Meet the Team: Megan Armstrong

Megan chats to us about her route into DE&I, how she's leading us to B Corp status, the best bit of advice that came from her dad, as well as her favourite podcasts & books...

Friday 1 September 2023
By Megan Armstrong

What do you do at Jelly?

I’m the Operations Manager for Jelly & Think Artfully largely for the UK office. I look after our systems, people & culture, outreach and sustainability efforts.

What was your route into working on Diversity & Inclusion?

I didn’t take a direct route in to DE&I, I’ve worked predominantly in facilitating, supporting roles with a passion for people which naturally led me here. I’ve always wanted to look out for people’s wellbeing as best I can and conversations here turned to how we can better ourselves as a company, for our company and we realised the necessity for this focus.

Part of your role this year has been guiding Jelly through the B Corp journey, how has the transition been & why it’s important to you and the wider industry?

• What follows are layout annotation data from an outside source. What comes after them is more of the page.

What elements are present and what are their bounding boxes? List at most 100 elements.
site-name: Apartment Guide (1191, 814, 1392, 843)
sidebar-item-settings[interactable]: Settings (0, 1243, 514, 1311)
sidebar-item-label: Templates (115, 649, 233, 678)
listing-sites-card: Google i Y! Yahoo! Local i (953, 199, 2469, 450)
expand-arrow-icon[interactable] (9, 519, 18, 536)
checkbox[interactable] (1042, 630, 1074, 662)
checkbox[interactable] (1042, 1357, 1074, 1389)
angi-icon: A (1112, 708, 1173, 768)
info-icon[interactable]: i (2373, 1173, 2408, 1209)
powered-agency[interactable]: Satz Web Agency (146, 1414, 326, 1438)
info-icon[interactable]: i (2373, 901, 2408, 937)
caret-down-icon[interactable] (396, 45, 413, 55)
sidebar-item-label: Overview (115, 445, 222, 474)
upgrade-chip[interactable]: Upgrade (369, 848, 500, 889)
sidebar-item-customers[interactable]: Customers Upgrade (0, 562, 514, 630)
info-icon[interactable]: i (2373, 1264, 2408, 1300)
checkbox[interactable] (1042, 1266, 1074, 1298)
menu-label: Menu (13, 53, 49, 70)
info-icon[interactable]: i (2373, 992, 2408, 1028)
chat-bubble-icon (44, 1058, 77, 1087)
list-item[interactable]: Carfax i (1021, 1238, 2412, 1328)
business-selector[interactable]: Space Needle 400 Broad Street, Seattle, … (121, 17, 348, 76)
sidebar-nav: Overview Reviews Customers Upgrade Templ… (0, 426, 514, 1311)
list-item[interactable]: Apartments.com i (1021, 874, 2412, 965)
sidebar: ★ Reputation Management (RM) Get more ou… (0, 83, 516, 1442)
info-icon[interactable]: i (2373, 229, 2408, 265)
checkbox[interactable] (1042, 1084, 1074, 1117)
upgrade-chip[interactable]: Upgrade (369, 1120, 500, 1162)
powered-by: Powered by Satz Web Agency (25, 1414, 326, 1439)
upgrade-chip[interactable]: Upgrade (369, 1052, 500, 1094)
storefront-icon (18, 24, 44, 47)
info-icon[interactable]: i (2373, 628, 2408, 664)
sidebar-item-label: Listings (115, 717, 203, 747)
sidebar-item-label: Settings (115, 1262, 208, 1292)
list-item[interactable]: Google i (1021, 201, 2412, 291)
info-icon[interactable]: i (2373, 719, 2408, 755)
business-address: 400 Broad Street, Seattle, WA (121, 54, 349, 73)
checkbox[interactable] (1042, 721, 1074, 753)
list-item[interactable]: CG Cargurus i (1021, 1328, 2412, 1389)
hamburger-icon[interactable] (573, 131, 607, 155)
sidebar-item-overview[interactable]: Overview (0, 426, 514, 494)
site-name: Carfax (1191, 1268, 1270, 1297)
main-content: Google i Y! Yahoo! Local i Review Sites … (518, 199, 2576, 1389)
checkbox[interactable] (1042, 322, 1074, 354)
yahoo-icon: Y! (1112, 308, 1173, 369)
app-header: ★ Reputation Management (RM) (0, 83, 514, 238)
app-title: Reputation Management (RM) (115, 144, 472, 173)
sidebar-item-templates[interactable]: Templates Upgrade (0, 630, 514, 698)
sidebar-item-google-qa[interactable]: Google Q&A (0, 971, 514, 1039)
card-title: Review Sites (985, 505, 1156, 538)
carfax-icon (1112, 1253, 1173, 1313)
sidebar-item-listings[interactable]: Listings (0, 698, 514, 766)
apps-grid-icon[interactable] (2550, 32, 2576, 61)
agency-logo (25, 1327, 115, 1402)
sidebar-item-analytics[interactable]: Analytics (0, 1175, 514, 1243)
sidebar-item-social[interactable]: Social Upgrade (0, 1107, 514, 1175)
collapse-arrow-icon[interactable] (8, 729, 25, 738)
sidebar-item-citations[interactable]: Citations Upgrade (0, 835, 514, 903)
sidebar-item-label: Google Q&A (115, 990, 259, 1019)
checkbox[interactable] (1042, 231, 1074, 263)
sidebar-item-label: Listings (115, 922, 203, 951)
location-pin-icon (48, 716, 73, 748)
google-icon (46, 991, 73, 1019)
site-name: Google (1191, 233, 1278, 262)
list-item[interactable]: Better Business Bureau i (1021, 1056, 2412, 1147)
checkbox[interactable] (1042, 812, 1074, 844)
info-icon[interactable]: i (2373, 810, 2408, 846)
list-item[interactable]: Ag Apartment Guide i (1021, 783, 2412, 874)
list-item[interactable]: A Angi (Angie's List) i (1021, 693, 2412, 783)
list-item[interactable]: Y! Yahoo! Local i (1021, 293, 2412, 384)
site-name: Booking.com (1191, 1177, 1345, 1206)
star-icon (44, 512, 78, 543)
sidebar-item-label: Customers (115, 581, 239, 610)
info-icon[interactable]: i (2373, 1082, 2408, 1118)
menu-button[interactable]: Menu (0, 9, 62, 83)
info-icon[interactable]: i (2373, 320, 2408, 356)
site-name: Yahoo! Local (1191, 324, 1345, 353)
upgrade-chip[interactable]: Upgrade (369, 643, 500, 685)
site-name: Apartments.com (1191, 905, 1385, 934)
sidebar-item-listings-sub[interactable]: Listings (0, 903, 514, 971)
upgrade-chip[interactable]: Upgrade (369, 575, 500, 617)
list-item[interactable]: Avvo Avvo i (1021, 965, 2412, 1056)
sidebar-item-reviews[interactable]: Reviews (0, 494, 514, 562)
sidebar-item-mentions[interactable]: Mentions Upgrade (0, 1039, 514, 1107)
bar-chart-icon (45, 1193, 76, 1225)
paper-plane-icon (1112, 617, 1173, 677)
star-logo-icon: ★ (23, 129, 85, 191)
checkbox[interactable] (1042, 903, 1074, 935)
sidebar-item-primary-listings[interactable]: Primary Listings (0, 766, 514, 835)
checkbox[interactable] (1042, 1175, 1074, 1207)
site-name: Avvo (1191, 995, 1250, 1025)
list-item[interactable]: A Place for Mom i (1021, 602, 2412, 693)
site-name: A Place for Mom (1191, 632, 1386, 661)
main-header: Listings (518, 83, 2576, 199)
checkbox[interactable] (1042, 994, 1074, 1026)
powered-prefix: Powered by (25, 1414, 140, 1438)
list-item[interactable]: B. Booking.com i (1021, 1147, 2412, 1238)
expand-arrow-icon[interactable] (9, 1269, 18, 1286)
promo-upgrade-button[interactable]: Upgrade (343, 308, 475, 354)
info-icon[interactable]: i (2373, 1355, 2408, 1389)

It’s been an interesting one, WAY more work than I ever imagined but I’m so glad we’re doing it as it’s really opened up some important conversations. I think we realised early on how easy it could be just to introduce policies in the back end, but how that could really not even end up landing in the laps of your employees which presented a lot of questions for us around the authenticity of it all. Once we’d understood what exactly that meant for us and how these changes in policy and company culture were going to look practically, we went forward with the driving force being authenticity which has worked really well for us in shaping culture here at Jelly & Think Artfully. Thankfully (and I’m very proud to say so) we were already championing a lot of progressive, employee led practices in the company which allowed us really to just expand and solidify what we already had in place. For us, I think working towards becoming a B Corp has largely been about being held accountable both internally and externally, and looking to see where we can further progress in terms of our social responsibility.

What’s you favourite thing about working with our partners Clapton Girls Academy, WTC & ROK?

The students, they’re amazing and never fail to impress us with talent.

Also, it’s really lovely to see my colleagues take themselves out of their ‘9-5 duties’ and push themselves in a way that ultimately shows them how much they have to offer young people looking to break into the creative industry.

Best thing about being part of the Jelly Team?

I promise, nobody is getting paid to say this but.. the people. I work with the most talented, lovely group of people who don’t let their talent and ability get in the way of compassion and a want to better the industry we all love.

In our experience, every member of a team - even those without creative titles - has a creative ability of some kind. How does this show up for you? / how do you express yourself creatively?

I did a degree in Global Film & Media and originally started out in broadcast editing.. back when they still worked on tapes?!?! I’ve always loved film and that’s where my love still lies (LOTR till I die) but I realised so very quickly that I in fact, was not a creative. I have all of the interest but none of the imagination to conceptualise an idea so I found my role in facilitating the creative industry quite early on. My creativity these days comes out in my clothes I’d say, I do dabble in the odd ceramic making and I have a million plants.

If you could fix one thing about the industry, what would it be and why?

Access ! There’s a huge barrier for a lot of younger people in the UK to access the creative industry and more so than that, it’s not even really an option to consider for a lot of people which I’d love to see change. The change needed requires huge shifts in attitude and focus which isn’t an easy thing to do industry wide but it’s an essential one.

What advice would you give to people who don’t know how to get into the industry without any connections?

Get in touch, more and more companies are doing drop in sessions and opening up opportunities just to chat so I’d start there. As I said earlier though, access is still very much an issue so this is all and only if you have the means to do so.

If you don’t have the immediate means to do this yourself, speak to your school or college and ask them what initiatives or careers programmes they have in place. Use the resources around you as much as you can !

Your top 3 favourite Podcasts/Books? 

At the moment my podcasts are: Chattabix / Closet Confessions / The Infinite Monkey Cage

Favourite books: No Time for Goodbye (oldddd Linwood Barclay) / Natives (Akala) & I’m just starting Invisible Women by Caroline Criado Perez

Any artists and/ or exhibitions worth looking up at the moment?

I’m hoping to get to see Dear Earth at the Hayward Gallery which is a bit of me, exploring our emotional and spiritual connection to the environment.

What do you enjoy doing when you are not working?

I’m a big homebody outside of work, getting my money’s worth out of my rent?!

What’s the best advice you were ever given? Who was it from?

I hope he doesn’t read this or I’ll be forever reminded of it, but my Dad told me a long time ago to believe in myself and trust my instincts. A simple bit of advice, but some that has stood me in really good stead when coming face on with sensitive issues.

Also…what’s for you won’t pass you by, I think that was my Dad too!